Comme toute bonne civilisation, les Yamatais n’ont pas laissé leurs trésors et autres vestiges dans des endroits se voyant comme un nez au milieu de la figure, ni même à portée de main. Car oui, un trésor, ça se mérite ! On trouve ainsi la présence de tombeaux, facultatifs dans leur pillage tant ils n’entrent pas en compte dans la quête principale, où l’on sera confronté à des énigmes. Un héritage historique de la série bien connue pour cela.

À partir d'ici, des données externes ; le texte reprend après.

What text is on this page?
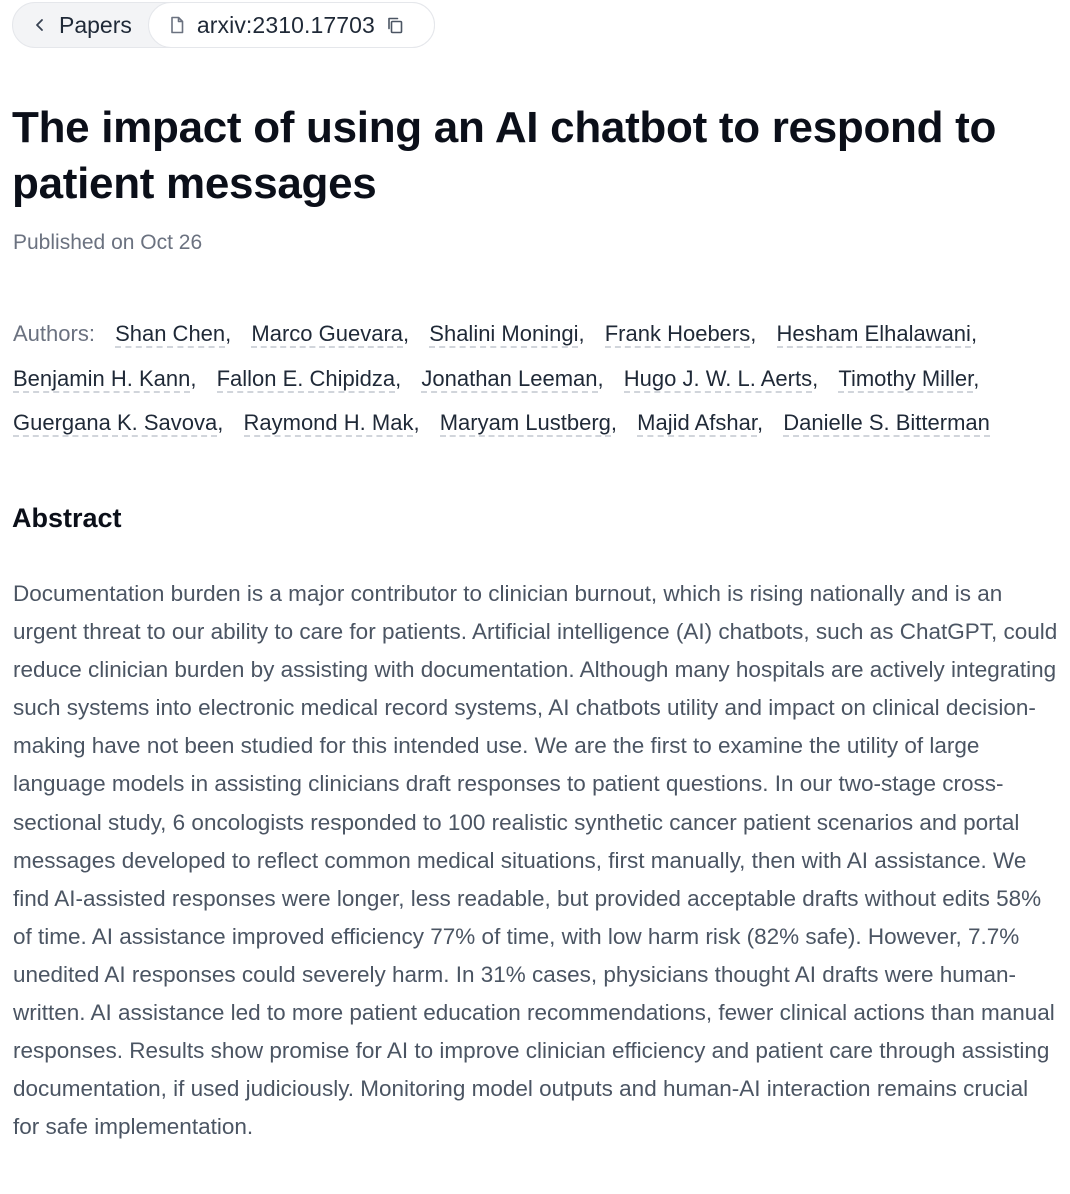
Papers	arxiv:2310.17703
The impact of using an AI chatbot to respond to patient messages
Published on Oct 26
Authors: Shan Chen, Marco Guevara, Shalini Moningi, Frank Hoebers, Hesham Elhalawani, Benjamin H. Kann, Fallon E. Chipidza, Jonathan Leeman, Hugo J. W. L. Aerts, Timothy Miller, Guergana K. Savova, Raymond H. Mak, Maryam Lustberg, Majid Afshar, Danielle S. Bitterman
Abstract

Documentation burden is a major contributor to clinician burnout, which is rising nationally and is an urgent threat to our ability to care for patients. Artificial intelligence (AI) chatbots, such as ChatGPT, could reduce clinician burden by assisting with documentation. Although many hospitals are actively integrating such systems into electronic medical record systems, AI chatbots utility and impact on clinical decision-making have not been studied for this intended use. We are the first to examine the utility of large language models in assisting clinicians draft responses to patient questions. In our two-stage cross-sectional study, 6 oncologists responded to 100 realistic synthetic cancer patient scenarios and portal messages developed to reflect common medical situations, first manually, then with AI assistance. We find AI-assisted responses were longer, less readable, but provided acceptable drafts without edits 58% of time. AI assistance improved efficiency 77% of time, with low harm risk (82% safe). However, 7.7% unedited AI responses could severely harm. In 31% cases, physicians thought AI drafts were human-written. AI assistance led to more patient education recommendations, fewer clinical actions than manual responses. Results show promise for AI to improve clinician efficiency and patient care through assisting documentation, if used judiciously. Monitoring model outputs and human-AI interaction remains crucial for safe implementation.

Même si du coup, on lorgne clairement encore vers Uncharted sur l’accessibilité de ces énigmes bien qu’un peu moins simplissimes quand même. Dans tous les cas, aucune difficulté n’est de mise si notre cerveau et nos réflexes ne sont pas amputés de matière grise et de doigts. Pas longs, pas non plus forcément rebutant ni même contraignant, il faut quand même admettre que leur présence est plutôt anecdotique. Dans l’ordre du détail qui marque quand même un sympathique clin d’œil que Tomb Raider n’a pas forcément tout perdu en chemin, qu’il hérite de ses aînés et qu’il n’est pas qu’un Uncharted-bis où Drake se fait remplacer par une charmante donzelle.

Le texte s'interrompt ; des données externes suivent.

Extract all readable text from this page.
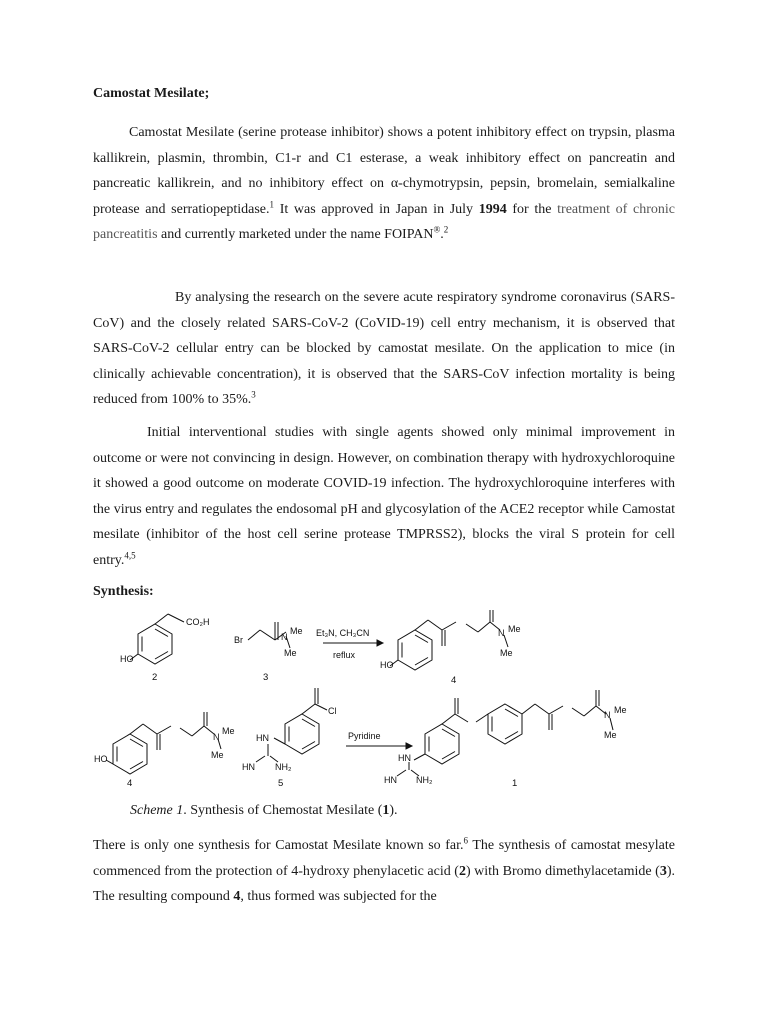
Camostat Mesilate;

Camostat Mesilate (serine protease inhibitor) shows a potent inhibitory effect on trypsin, plasma kallikrein, plasmin, thrombin, C1-r and C1 esterase, a weak inhibitory effect on pancreatin and pancreatic kallikrein, and no inhibitory effect on α-chymotrypsin, pepsin, bromelain, semialkaline protease and serratiopeptidase.$^1$ It was approved in Japan in July 1994 for the treatment of chronic pancreatitis and currently marketed under the name FOIPAN®.$^2$

By analysing the research on the severe acute respiratory syndrome coronavirus (SARS-CoV) and the closely related SARS-CoV-2 (CoVID-19) cell entry mechanism, it is observed that SARS-CoV-2 cellular entry can be blocked by camostat mesilate. On the application to mice (in clinically achievable concentration), it is observed that the SARS-CoV infection mortality is being reduced from 100% to 35%.$^3$

Initial interventional studies with single agents showed only minimal improvement in outcome or were not convincing in design. However, on combination therapy with hydroxychloroquine it showed a good outcome on moderate COVID-19 infection. The hydroxychloroquine interferes with the virus entry and regulates the endosomal pH and glycosylation of the ACE2 receptor while Camostat mesilate (inhibitor of the host cell serine protease TMPRSS2), blocks the viral S protein for cell entry.$^{4,5}$

Synthesis:

CO₂H
HO
2
Br	N
Me
Me
3
Et₃N, CH₃CN
reflux
HO
N Me
Me
4
HO
N
Me
Me
4
Cl
HN
HN NH₂
5
Pyridine
HN
HN NH₂
N Me
Me
1

Scheme 1. Synthesis of Chemostat Mesilate (1).

There is only one synthesis for Camostat Mesilate known so far.$^6$ The synthesis of camostat mesylate commenced from the protection of 4-hydroxy phenylacetic acid (2) with Bromo dimethylacetamide (3). The resulting compound 4, thus formed was subjected for the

tomb-raider-reboot_screen-004

Lara Craft

Bien au contraire, s’il singe beaucoup sur ce qu’a pu instituer Naughty Dog, reconnaissons quand même que Tomb Raider arrive à se coller sa propre identité. Grâce à ce petit remaniement de recette de gameplay mais aussi grâce à un scénario s’avère moins cucul que ce qu’on a pu voir dans Uncharted en accordant plus de gravité et de maturité. Et même niveau mise en scène, ce reboot n’a rien à envier à son modèle tant l’histoire se suit avec une facilité déconcertante. Tomb Raider nous scotche à notre canapé malgré quelques moments badasses et un final absolument grand-guignolesque. Pas forcément dommageable en soi, les péripéties de Drake en contenaient bien davantage, preuve que la gloire ne s’obtient pas forcément en se cantonnant uniquement dans le premier degré. En tout cas, il est clair que si l’on a décidé de faire la récolte de collectibles en cours de jeu au fur-et-à-mesure, il n’est pas rare que l’envie de revoir ses plans autrement pointe le bout de son nez, signe que ce show tantôt juste tantôt prônant la surenchère hollywoodienne AAA – de pas si mauvais goût, loin s’en faut – fait mouche. De même que le casting, bien que loin d’être irréprochable tant tous les personnages secondaire ne sont pas logés à la même enseigne, s’en sort bien mieux que les protagonistes mis en place par Naughty Dog. Pas d’une cohérence à toute épreuve – le jeu vidéo est un média qui doit encore apprendre pour que ce genre de point soit irréprochable – la psychologie qui règne est quand même plus fine, moins caricaturale. Et ce, même si on passe une bonne partie du soft à jouer au jeu « Où est Sam ? », greluche aussi avisée qu’une Peach en terme de bonne volonté de victimisation d’enlèvements.